【OPIE’23】チューリンゲンパビリオン

光総合技術展示会「OPIE’23」(4月19日~21日 パシフィコ横浜)では海外出展社の大幅な増加があり,特にパビリオンを形成して出展する国・地域が目立っている。今回出展した5つの海外パビリオンのうち,チューリンゲンパビリオン(D-36)は,ドイツの中央に位置するチューリンゲン州に拠点を置く企業4社/団体から構成されている。

チューリンゲン州はドイツだけでなく,ヨーロッパの中央に位置し,各国の主要都市と良好なアクセスを誇る。このため交通の要衝として古くから栄えてきた。そのため多くの企業が拠点を置いており,光学系ではイエナオプティック,ツァイスといった大手の他,ボッシュ,シーメンスといった大手メーカーが名を連ねる。

さらに,フラウンホーファー研究所,ヘルムホルツ研究所,ライプニッツ研究所,マックス・プランク研究所,州立研究所といった大学外研究機関も多数あり,知財の集積も大きな特長となっている。これらに公的な助成が加わり,ネットワークとクラスターを構成することで,同州はスタートアップや中小企業にとって魅力的な立地となっている。

今回パビリオンにはスタートアップを含む4社・団体が参加した。OPIEを通じて日本から同州への投資だけでなく,逆に同州からの出資を期待するような企業との出会いも期待しての出展だという。

SPACEOPTIX GmbHは,フラウンホーファーIOFのスピンオフ企業。宇宙,天文,産業,科学分野で使用される高性能な金属光学部品およびシステム開発などを手掛けている。今回同社はコンスタレーション向け反射型ビームエキスパンダーを展示した。

これは衛星間の光通信用の製品で,アルミの削り出しの筐体に80mmの入射口を備え,3つの異なる倍率(8,10.13.33倍)で使用できる。優れた品質でありながら,大量生産向けに設計されており,既にコンスタレーションでの採用実績もあるという。

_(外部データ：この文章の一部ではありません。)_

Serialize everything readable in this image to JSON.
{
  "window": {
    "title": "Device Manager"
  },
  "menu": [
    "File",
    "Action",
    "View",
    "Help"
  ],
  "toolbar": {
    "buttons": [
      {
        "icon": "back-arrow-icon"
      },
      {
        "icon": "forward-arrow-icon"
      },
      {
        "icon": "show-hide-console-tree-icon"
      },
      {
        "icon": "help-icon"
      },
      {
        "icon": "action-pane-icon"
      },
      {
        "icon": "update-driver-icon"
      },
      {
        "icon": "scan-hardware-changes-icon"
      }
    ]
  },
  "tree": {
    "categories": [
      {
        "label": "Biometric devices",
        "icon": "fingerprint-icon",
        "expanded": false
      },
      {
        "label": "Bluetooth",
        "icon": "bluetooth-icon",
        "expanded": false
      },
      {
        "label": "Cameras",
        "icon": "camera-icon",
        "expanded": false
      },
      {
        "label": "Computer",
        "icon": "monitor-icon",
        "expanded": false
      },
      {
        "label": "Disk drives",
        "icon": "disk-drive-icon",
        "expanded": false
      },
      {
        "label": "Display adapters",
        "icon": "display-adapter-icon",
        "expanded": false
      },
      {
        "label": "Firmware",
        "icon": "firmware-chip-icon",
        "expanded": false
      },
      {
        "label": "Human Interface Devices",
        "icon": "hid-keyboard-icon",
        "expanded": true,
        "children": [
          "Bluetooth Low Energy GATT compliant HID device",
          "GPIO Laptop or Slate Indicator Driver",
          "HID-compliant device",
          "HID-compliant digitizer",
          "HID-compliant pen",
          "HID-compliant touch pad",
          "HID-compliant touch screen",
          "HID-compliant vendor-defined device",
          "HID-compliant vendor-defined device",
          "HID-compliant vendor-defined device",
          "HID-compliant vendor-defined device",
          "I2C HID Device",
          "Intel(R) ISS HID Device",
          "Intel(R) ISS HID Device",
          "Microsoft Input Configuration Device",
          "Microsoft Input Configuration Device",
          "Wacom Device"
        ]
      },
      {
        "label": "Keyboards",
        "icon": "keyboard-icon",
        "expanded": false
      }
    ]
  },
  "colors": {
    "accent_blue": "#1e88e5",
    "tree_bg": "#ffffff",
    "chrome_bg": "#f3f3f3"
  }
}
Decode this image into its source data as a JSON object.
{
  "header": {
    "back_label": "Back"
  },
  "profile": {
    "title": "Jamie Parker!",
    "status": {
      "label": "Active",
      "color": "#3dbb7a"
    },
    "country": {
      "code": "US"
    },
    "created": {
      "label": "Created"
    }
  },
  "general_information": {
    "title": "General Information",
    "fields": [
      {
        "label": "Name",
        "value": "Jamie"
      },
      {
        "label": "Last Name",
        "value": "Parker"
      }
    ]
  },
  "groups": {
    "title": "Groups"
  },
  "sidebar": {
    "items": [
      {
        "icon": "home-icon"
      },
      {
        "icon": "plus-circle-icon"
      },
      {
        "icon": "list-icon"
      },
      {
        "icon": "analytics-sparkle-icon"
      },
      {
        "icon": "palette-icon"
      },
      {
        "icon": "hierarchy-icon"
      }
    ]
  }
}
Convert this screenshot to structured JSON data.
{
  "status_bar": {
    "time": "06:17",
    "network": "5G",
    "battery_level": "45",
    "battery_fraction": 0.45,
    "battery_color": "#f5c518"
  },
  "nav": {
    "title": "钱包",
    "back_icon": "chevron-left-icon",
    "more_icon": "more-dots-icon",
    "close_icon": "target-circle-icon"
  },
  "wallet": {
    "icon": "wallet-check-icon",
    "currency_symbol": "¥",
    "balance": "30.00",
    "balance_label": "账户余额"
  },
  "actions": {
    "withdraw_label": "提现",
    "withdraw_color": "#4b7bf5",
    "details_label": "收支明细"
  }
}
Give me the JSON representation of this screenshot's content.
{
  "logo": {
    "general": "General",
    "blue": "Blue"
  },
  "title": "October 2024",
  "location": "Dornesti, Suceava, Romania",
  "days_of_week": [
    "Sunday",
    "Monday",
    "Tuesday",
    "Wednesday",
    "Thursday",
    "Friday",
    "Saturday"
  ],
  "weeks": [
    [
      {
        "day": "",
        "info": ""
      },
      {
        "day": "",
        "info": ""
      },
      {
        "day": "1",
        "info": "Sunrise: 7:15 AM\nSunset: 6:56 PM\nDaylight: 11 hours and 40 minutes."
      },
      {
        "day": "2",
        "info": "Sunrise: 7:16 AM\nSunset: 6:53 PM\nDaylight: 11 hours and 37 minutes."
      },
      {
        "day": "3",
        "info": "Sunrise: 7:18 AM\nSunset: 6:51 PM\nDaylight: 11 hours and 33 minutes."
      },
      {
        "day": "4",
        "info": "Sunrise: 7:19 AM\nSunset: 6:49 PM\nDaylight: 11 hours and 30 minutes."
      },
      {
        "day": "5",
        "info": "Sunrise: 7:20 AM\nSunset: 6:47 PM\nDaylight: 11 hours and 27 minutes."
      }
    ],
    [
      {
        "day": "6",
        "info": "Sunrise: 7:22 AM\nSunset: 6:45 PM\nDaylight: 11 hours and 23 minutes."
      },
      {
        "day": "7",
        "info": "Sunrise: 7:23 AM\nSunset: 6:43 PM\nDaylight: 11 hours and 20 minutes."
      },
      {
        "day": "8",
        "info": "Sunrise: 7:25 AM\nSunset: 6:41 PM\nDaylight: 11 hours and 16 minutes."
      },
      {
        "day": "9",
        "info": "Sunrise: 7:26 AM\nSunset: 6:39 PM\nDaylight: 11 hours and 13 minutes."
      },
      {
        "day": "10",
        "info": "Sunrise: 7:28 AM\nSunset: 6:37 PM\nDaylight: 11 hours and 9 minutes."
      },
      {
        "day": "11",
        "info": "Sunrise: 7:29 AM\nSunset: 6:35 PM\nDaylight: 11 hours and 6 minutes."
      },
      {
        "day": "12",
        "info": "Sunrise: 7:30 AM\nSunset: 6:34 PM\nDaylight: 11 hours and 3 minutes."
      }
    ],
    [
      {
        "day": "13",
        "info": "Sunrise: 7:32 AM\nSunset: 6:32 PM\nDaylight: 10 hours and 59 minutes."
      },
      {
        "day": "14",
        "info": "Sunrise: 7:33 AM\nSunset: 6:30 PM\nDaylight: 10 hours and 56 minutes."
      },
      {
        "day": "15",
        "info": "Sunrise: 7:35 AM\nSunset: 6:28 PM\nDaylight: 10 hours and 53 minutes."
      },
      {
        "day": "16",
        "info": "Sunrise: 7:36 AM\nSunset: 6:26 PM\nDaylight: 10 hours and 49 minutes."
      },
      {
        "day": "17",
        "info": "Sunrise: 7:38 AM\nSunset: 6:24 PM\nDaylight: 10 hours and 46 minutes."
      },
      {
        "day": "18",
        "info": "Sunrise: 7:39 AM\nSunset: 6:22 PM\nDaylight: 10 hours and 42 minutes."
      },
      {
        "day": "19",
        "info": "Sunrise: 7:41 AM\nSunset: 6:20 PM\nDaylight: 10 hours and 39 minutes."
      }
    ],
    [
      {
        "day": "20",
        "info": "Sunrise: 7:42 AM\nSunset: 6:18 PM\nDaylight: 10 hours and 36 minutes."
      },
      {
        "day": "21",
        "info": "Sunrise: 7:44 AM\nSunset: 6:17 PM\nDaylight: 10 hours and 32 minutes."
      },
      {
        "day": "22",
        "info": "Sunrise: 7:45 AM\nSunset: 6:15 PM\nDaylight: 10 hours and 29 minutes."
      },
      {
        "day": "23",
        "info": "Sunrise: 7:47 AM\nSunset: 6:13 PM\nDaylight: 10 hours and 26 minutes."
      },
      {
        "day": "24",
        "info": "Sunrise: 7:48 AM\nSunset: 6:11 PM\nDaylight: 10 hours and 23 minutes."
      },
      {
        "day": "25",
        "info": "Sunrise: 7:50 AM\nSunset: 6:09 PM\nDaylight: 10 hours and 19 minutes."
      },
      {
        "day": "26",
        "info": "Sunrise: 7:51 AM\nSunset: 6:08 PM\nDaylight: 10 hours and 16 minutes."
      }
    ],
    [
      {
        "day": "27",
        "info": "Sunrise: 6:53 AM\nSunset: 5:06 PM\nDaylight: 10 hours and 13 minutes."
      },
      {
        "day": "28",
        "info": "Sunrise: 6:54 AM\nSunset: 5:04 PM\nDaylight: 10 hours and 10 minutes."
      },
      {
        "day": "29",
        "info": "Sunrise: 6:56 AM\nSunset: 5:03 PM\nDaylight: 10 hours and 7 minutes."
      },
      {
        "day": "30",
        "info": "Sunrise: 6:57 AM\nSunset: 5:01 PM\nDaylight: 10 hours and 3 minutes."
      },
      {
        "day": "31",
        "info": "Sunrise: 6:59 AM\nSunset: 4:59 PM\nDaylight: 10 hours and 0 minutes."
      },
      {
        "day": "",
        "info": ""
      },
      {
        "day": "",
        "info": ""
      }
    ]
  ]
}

LAYERTEC GmbHは,コーティングを行なうハイエンド光学部品のワンストップショップで,40台のコーティングチャンバーと400名の従業員を擁する。3mm~1200mmまでのサイズと様々な形状に対応し,単品またはOEM生産も可能だとしている。

ハイパワー向け光学素子や低損失ミラー,チャープミラーなど,様々な光学素子・製品を扱う。今回のOPIEへの出展では,製品の紹介だけでなく,テーラーメードにも対応する高い技術力を紹介したいためだとしている。

イェナ産業研究機関INNOVENTは,非営利の産業研究機関。製品化のための研究開発と技術提案,ビジネス化のアドバイスなどを行なう。様々な分野において知見を有している。

今回,日本における研究プロジェクトのパートナー,また,磁気・光学測定法の販売パートナを増やしたいとして出展した。人材面では特に大学や研究機関との繋がりの強い人を求めている。具体的には,表面技術,磁気・光学システム,バイオマテリアル分野における協力人材を探しているという。

展示では光学測定装置として,レーザーを用いたシャフトの外観検査装置を紹介し,デモも行なっていた。